Bei armen Leuten schrumpfen die Gedanken,
wenn auch der letzte Schrei nach Würde stirbt
und jeder Rest von Stolz zerschellt an Schranken,
in denen Sehnsucht grau wird und verdirbt.

Für arme Leute welkt die Macht der Liebe,
denn wer sich selbst nicht lieben kann, der hasst
und mahlt sein Lebenskorn in dem Getriebe,
in dem kein Rad mehr zu dem andern passt.

Bei armen Leuten steht das Wort "vergebens"
auf jeder Wand, auf die ihr Auge blickt.
Die Endstation der Reise ihres Lebens:
Ein Wartesaal, in dem die Uhr nicht tickt.

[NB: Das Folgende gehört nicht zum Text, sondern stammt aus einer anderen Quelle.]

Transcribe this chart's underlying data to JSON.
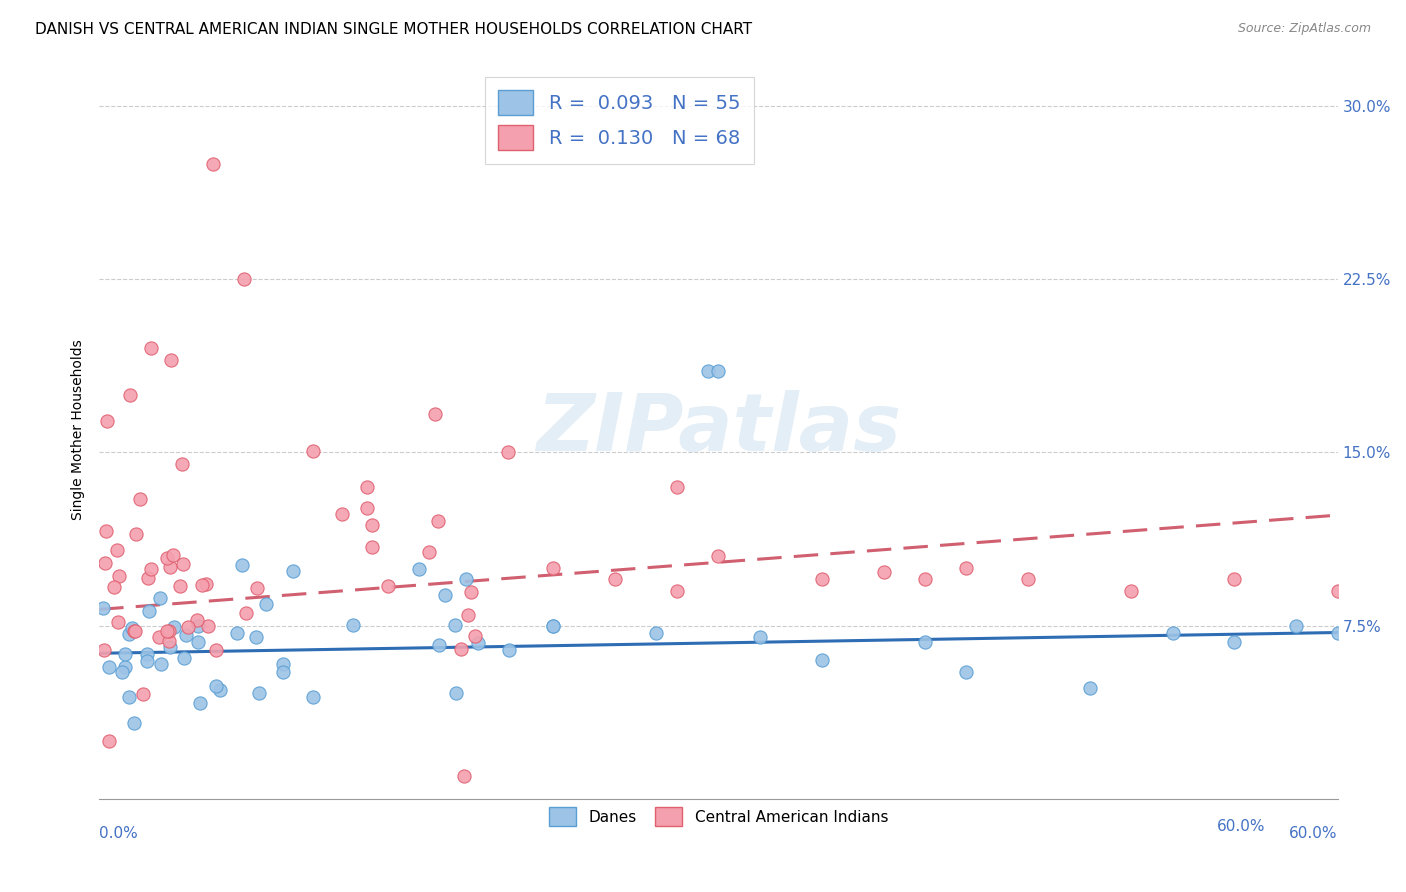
{
  "title": "DANISH VS CENTRAL AMERICAN INDIAN SINGLE MOTHER HOUSEHOLDS CORRELATION CHART",
  "source": "Source: ZipAtlas.com",
  "ylabel": "Single Mother Households",
  "ytick_labels": [
    "7.5%",
    "15.0%",
    "22.5%",
    "30.0%"
  ],
  "ytick_values": [
    0.075,
    0.15,
    0.225,
    0.3
  ],
  "xlim": [
    0.0,
    0.6
  ],
  "ylim": [
    0.0,
    0.32
  ],
  "danes_label": "Danes",
  "cai_label": "Central American Indians",
  "blue_color": "#9dc3e6",
  "pink_color": "#f4a0ae",
  "blue_edge_color": "#5a9fd4",
  "pink_edge_color": "#e06070",
  "blue_line_color": "#2e6db4",
  "pink_line_color": "#d06070",
  "title_fontsize": 11,
  "axis_label_fontsize": 10,
  "tick_fontsize": 11,
  "watermark": "ZIPatlas",
  "background_color": "#ffffff",
  "grid_color": "#cccccc",
  "legend_r1": "R =  0.093   N = 55",
  "legend_r2": "R =  0.130   N = 68"
}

Klatschmohn 22.03.2009 20:34

Hallo Norbert,
jetzt hatten sich meine kranheitsbedingetn depressiven Zustände langsam gebessert, da las ich Dein Gedicht und wumm- sind sie wieder da.
Dein Gedicht hat eine traurige Realität vieler hoffnungsloser Menschen verdichtet. So was gibt es - und nicht zu knapp.

Nunmehr traurige Grüße,
Klatschmohn

Medusa 22.03.2009 21:07

Lieber Anklagebert,

Manno, das hat mich umgehauen! Ganz, ganz großartig, da fehlt nichts, gar nichts.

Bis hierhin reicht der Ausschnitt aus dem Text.